A referência ocorreu durante discurso em que a primeira-dama comentava declarações feitas por Malafaia sobre reuniões promovidas por ela com mulheres evangélicas. Antes de responder diretamente ao líder religioso, Janja lembrou um posicionamento adotado por Aava.
“Eu gostei muito do que a Aava falou do Mafalaia, porque eu também não o chamo de pastor”, mencionou. Na sequência, a primeira-dama citou comentários feitos por ele nas redes sociais a respeito dos encontros que ela tem realizado com mulheres evangélicas em diferentes regiões do país.
“Ele teve a cara de pau de numa rede social falar que eu estava conversando com mulheres insignificantes. Insignificante é ele, porque toda mulher para mim é importante. Não importa se eu fiz uma reunião com duas, três, duzentas ou mil.
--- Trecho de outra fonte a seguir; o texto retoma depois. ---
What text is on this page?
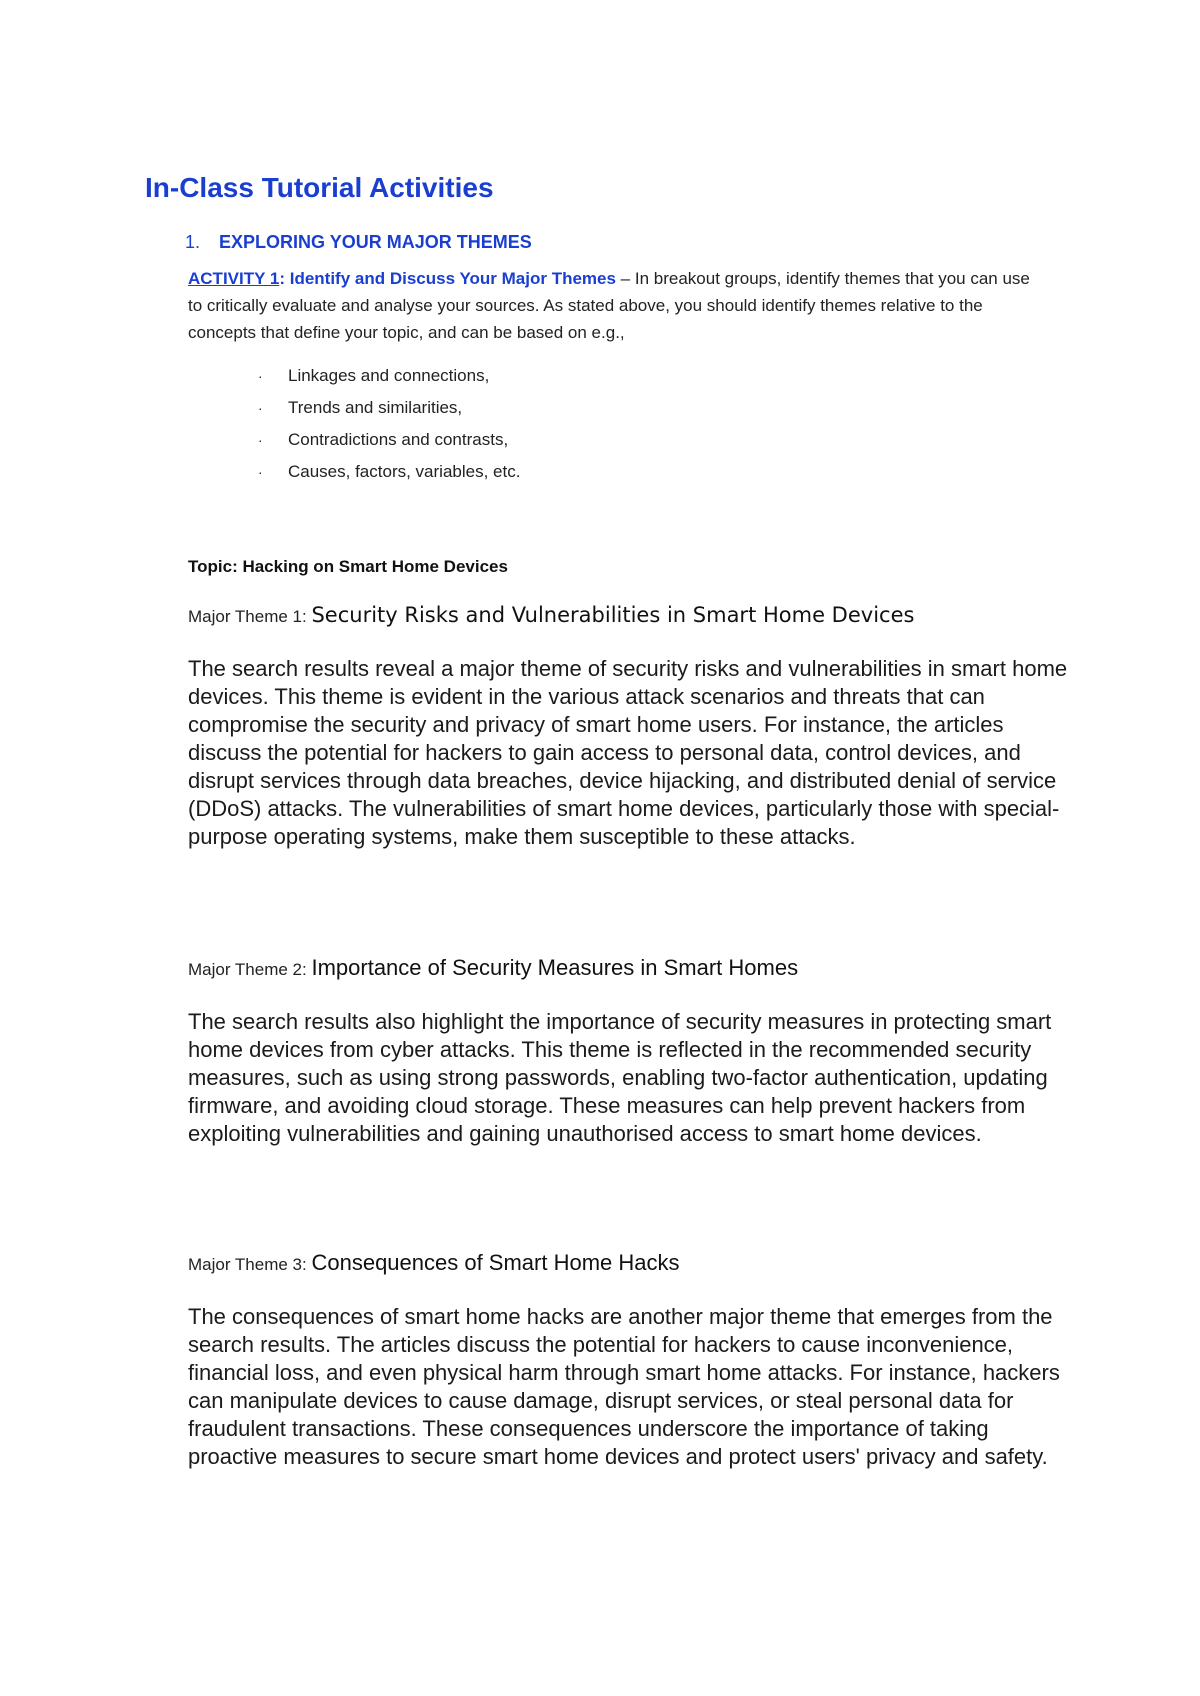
In-Class Tutorial Activities
1. EXPLORING YOUR MAJOR THEMES
ACTIVITY 1: Identify and Discuss Your Major Themes – In breakout groups, identify themes that you can use to critically evaluate and analyse your sources. As stated above, you should identify themes relative to the concepts that define your topic, and can be based on e.g.,
· Linkages and connections,
· Trends and similarities,
· Contradictions and contrasts,
· Causes, factors, variables, etc.
Topic: Hacking on Smart Home Devices
Major Theme 1: Security Risks and Vulnerabilities in Smart Home Devices

The search results reveal a major theme of security risks and vulnerabilities in smart home devices. This theme is evident in the various attack scenarios and threats that can compromise the security and privacy of smart home users. For instance, the articles discuss the potential for hackers to gain access to personal data, control devices, and disrupt services through data breaches, device hijacking, and distributed denial of service (DDoS) attacks. The vulnerabilities of smart home devices, particularly those with special-purpose operating systems, make them susceptible to these attacks.

Major Theme 2: Importance of Security Measures in Smart Homes

The search results also highlight the importance of security measures in protecting smart home devices from cyber attacks. This theme is reflected in the recommended security measures, such as using strong passwords, enabling two-factor authentication, updating firmware, and avoiding cloud storage. These measures can help prevent hackers from exploiting vulnerabilities and gaining unauthorised access to smart home devices.

Major Theme 3: Consequences of Smart Home Hacks

The consequences of smart home hacks are another major theme that emerges from the search results. The articles discuss the potential for hackers to cause inconvenience, financial loss, and even physical harm through smart home attacks. For instance, hackers can manipulate devices to cause damage, disrupt services, or steal personal data for fraudulent transactions. These consequences underscore the importance of taking proactive measures to secure smart home devices and protect users' privacy and safety.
O importante é que eu conversei, o importante é que eu ouvi elas”, declarou.
As críticas fazem referência a declarações de Malafaia feitas no ano passado, quando o pastor questionou a relevância das participantes das agendas promovidas pela primeira-dama junto ao público evangélico. Na ocasião, ele afirmou que os encontros não reuniam mulheres de destaque no segmento.
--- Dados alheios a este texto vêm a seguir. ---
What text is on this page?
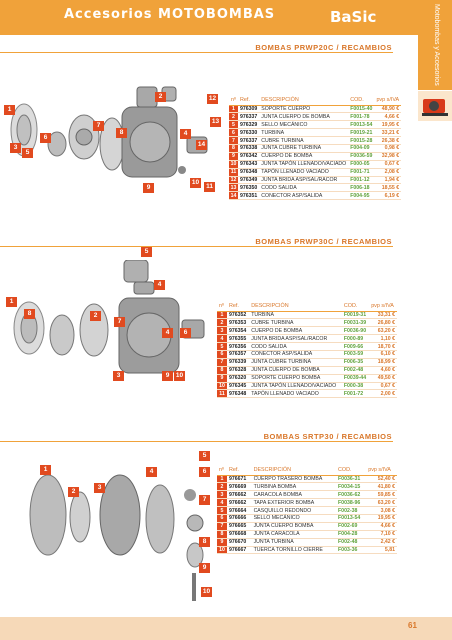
Accesorios MOTOBOMBAS	BaSic	Motobombas y Accesorios
BOMBAS PRWP20C / RECAMBIOS
1
2
3
4
5
6
7
8
9
10
11
12
13
14
nº	Ref.	DESCRIPCIÓN	COD.	pvp s/IVA
1	976309	SOPORTE CUERPO	F0015-40	48,90 €
2	976337	JUNTA CUERPO DE BOMBA	F001-78	4,66 €
5	976329	SELLO MECÁNICO	F0013-54	19,95 €
6	976330	TURBINA	F0019-21	33,21 €
7	976337	CUBRE TURBINA	F0015-28	26,38 €
8	976338	JUNTA CUBRE TURBINA	F004-09	0,98 €
9	976342	CUERPO DE BOMBA	F0036-59	32,98 €
10	976343	JUNTA TAPÓN LLENADO/VACIADO	F000-05	0,67 €
11	976348	TAPÓN LLENADO VACIADO	F001-71	2,08 €
12	976349	JUNTA BRIDA ASP/SAL/RACOR	F001-12	1,94 €
13	976350	CODO SALIDA	F006-18	18,55 €
14	976351	CONECTOR ASP/SALIDA	F004-95	6,19 €
BOMBAS PRWP30C / RECAMBIOS
1
2
3
4
4
5
6
7
8
9	10
nº	Ref.	DESCRIPCIÓN	COD.	pvp s/IVA
1	976352	TURBINA	F0019-31	33,31 €
2	976353	CUBRE TURBINA	F0031-39	26,80 €
3	976354	CUERPO DE BOMBA	F0036-90	63,20 €
4	976355	JUNTA BRIDA ASP/SAL/RACOR	F000-89	1,10 €
5	976356	CODO SALIDA	F009-66	18,70 €
6	976357	CONECTOR ASP/SALIDA	F003-59	6,10 €
7	976339	JUNTA CUBRE TURBINA	F006-35	18,99 €
8	976328	JUNTA CUERPO DE BOMBA	F002-48	4,60 €
9	976320	SOPORTE CUERPO BOMBA	F0039-44	49,50 €
10	976345	JUNTA TAPÓN LLENADO/VACIADO	F000-38	0,67 €
11	976348	TAPÓN LLENADO VACIADO	F001-72	2,00 €
BOMBAS SRTP30 / RECAMBIOS
1
2
3
4
5
6
7
8
9
10
nº	Ref.	DESCRIPCIÓN	COD.	pvp s/IVA
1	976671	CUERPO TRASERO BOMBA	F0036-31	52,40 €
2	976669	TURBINA BOMBA	F0034-15	41,80 €
3	976662	CARACOLA BOMBA	F0036-62	59,85 €
4	976662	TAPA EXTERIOR BOMBA	F0038-96	63,20 €
5	976664	CASQUILLO REDONDO	F002-38	3,08 €
6	976666	SELLO MECÁNICO	F0013-54	19,95 €
7	976665	JUNTA CUERPO BOMBA	F002-69	4,66 €
8	976668	JUNTA CARACOLA	F004-28	7,10 €
9	976670	JUNTA TURBINA	F002-48	2,42 €
10	976667	TUERCA TORNILLO CIERRE	F003-36	5,81
61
Aava Santiago é uma das principais lideranças evangélicas na política goiana e tem se destacado nacionalmente em debates sobre religião, direitos humanos e participação feminina na vida pública. Nos últimos meses, a vereadora também fez críticas a posicionamentos políticos adotados por Malafaia e a setores da liderança evangélica brasileira.
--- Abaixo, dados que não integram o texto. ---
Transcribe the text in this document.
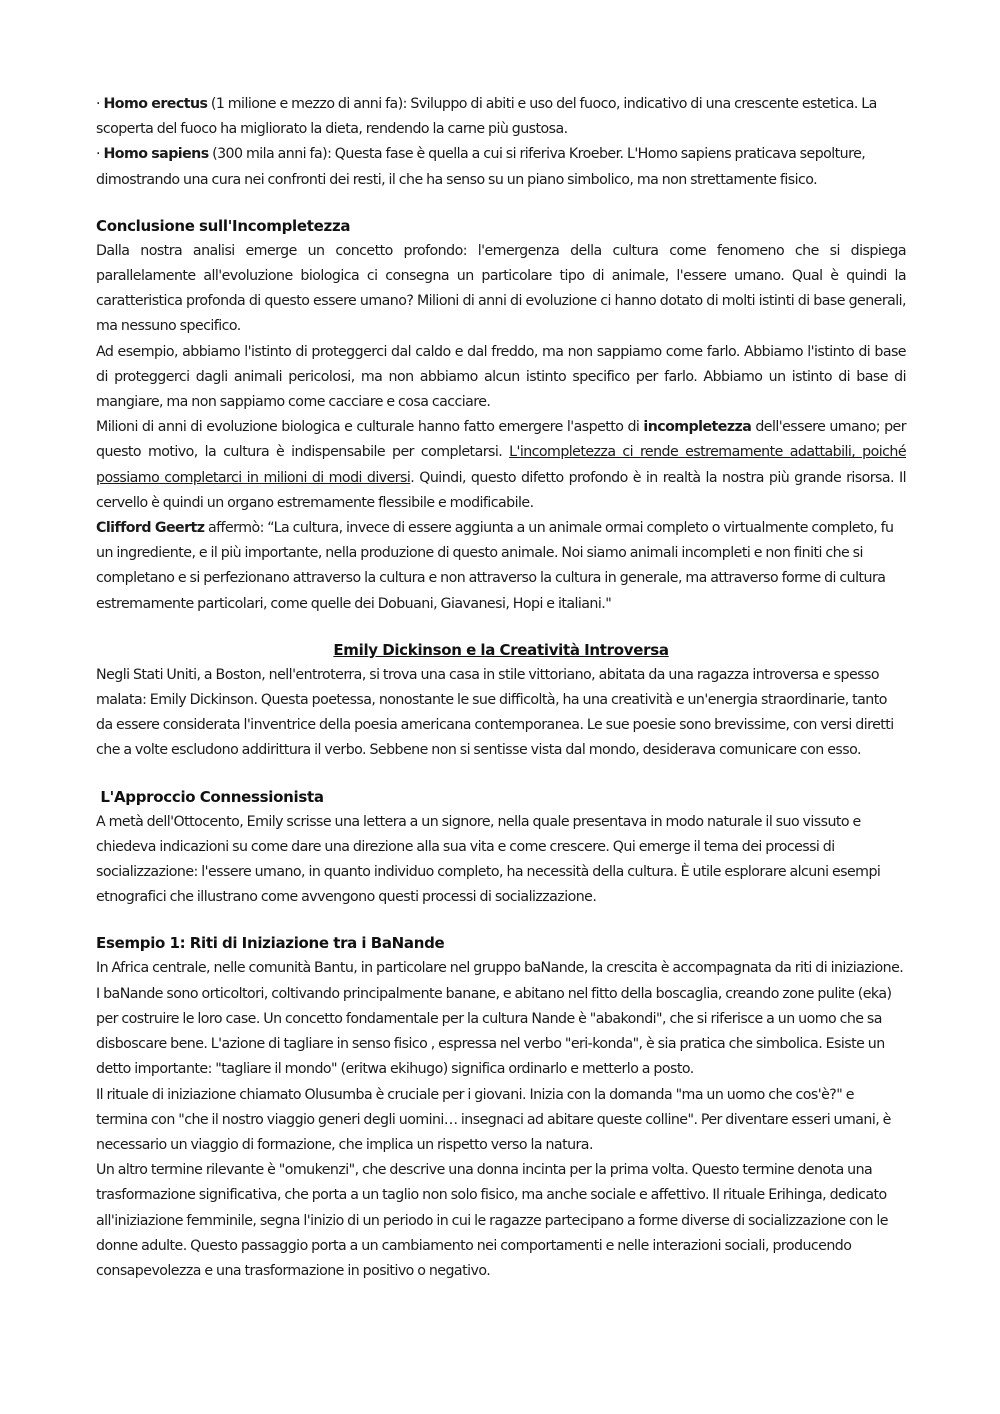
· Homo erectus (1 milione e mezzo di anni fa): Sviluppo di abiti e uso del fuoco, indicativo di una crescente estetica. La scoperta del fuoco ha migliorato la dieta, rendendo la carne più gustosa.

· Homo sapiens (300 mila anni fa): Questa fase è quella a cui si riferiva Kroeber. L'Homo sapiens praticava sepolture, dimostrando una cura nei confronti dei resti, il che ha senso su un piano simbolico, ma non strettamente fisico.

Conclusione sull'Incompletezza

Dalla nostra analisi emerge un concetto profondo: l'emergenza della cultura come fenomeno che si dispiega parallelamente all'evoluzione biologica ci consegna un particolare tipo di animale, l'essere umano. Qual è quindi la caratteristica profonda di questo essere umano? Milioni di anni di evoluzione ci hanno dotato di molti istinti di base generali, ma nessuno specifico.

Ad esempio, abbiamo l'istinto di proteggerci dal caldo e dal freddo, ma non sappiamo come farlo. Abbiamo l'istinto di base di proteggerci dagli animali pericolosi, ma non abbiamo alcun istinto specifico per farlo. Abbiamo un istinto di base di mangiare, ma non sappiamo come cacciare e cosa cacciare.

Milioni di anni di evoluzione biologica e culturale hanno fatto emergere l'aspetto di incompletezza dell'essere umano; per questo motivo, la cultura è indispensabile per completarsi. L'incompletezza ci rende estremamente adattabili, poiché possiamo completarci in milioni di modi diversi. Quindi, questo difetto profondo è in realtà la nostra più grande risorsa. Il cervello è quindi un organo estremamente flessibile e modificabile.

Clifford Geertz affermò: “La cultura, invece di essere aggiunta a un animale ormai completo o virtualmente completo, fu un ingrediente, e il più importante, nella produzione di questo animale. Noi siamo animali incompleti e non finiti che si completano e si perfezionano attraverso la cultura e non attraverso la cultura in generale, ma attraverso forme di cultura estremamente particolari, come quelle dei Dobuani, Giavanesi, Hopi e italiani."

Emily Dickinson e la Creatività Introversa

Negli Stati Uniti, a Boston, nell'entroterra, si trova una casa in stile vittoriano, abitata da una ragazza introversa e spesso malata: Emily Dickinson. Questa poetessa, nonostante le sue difficoltà, ha una creatività e un'energia straordinarie, tanto da essere considerata l'inventrice della poesia americana contemporanea. Le sue poesie sono brevissime, con versi diretti che a volte escludono addirittura il verbo. Sebbene non si sentisse vista dal mondo, desiderava comunicare con esso.

L'Approccio Connessionista

A metà dell'Ottocento, Emily scrisse una lettera a un signore, nella quale presentava in modo naturale il suo vissuto e chiedeva indicazioni su come dare una direzione alla sua vita e come crescere. Qui emerge il tema dei processi di socializzazione: l'essere umano, in quanto individuo completo, ha necessità della cultura. È utile esplorare alcuni esempi etnografici che illustrano come avvengono questi processi di socializzazione.

Esempio 1: Riti di Iniziazione tra i BaNande

In Africa centrale, nelle comunità Bantu, in particolare nel gruppo baNande, la crescita è accompagnata da riti di iniziazione. I baNande sono orticoltori, coltivando principalmente banane, e abitano nel fitto della boscaglia, creando zone pulite (eka) per costruire le loro case. Un concetto fondamentale per la cultura Nande è "abakondi", che si riferisce a un uomo che sa disboscare bene. L'azione di tagliare in senso fisico , espressa nel verbo "eri-konda", è sia pratica che simbolica. Esiste un detto importante: "tagliare il mondo" (eritwa ekihugo) significa ordinarlo e metterlo a posto.

Il rituale di iniziazione chiamato Olusumba è cruciale per i giovani. Inizia con la domanda "ma un uomo che cos'è?" e termina con "che il nostro viaggio generi degli uomini… insegnaci ad abitare queste colline". Per diventare esseri umani, è necessario un viaggio di formazione, che implica un rispetto verso la natura.

Un altro termine rilevante è "omukenzi", che descrive una donna incinta per la prima volta. Questo termine denota una trasformazione significativa, che porta a un taglio non solo fisico, ma anche sociale e affettivo. Il rituale Erihinga, dedicato all'iniziazione femminile, segna l'inizio di un periodo in cui le ragazze partecipano a forme diverse di socializzazione con le donne adulte. Questo passaggio porta a un cambiamento nei comportamenti e nelle interazioni sociali, producendo consapevolezza e una trasformazione in positivo o negativo.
A fala de Janja ocorreu durante evento promovido pelo PT voltado ao diálogo com o eleitorado evangélico, segmento que representa cerca de 27% da população brasileira, segundo dados do Censo de 2022. A aproximação com esse público tem sido uma das estratégias adotadas pelo governo do presidente Luiz Inácio Lula da Silva para reduzir a resistência ao partido entre os fiéis das igrejas evangélicas.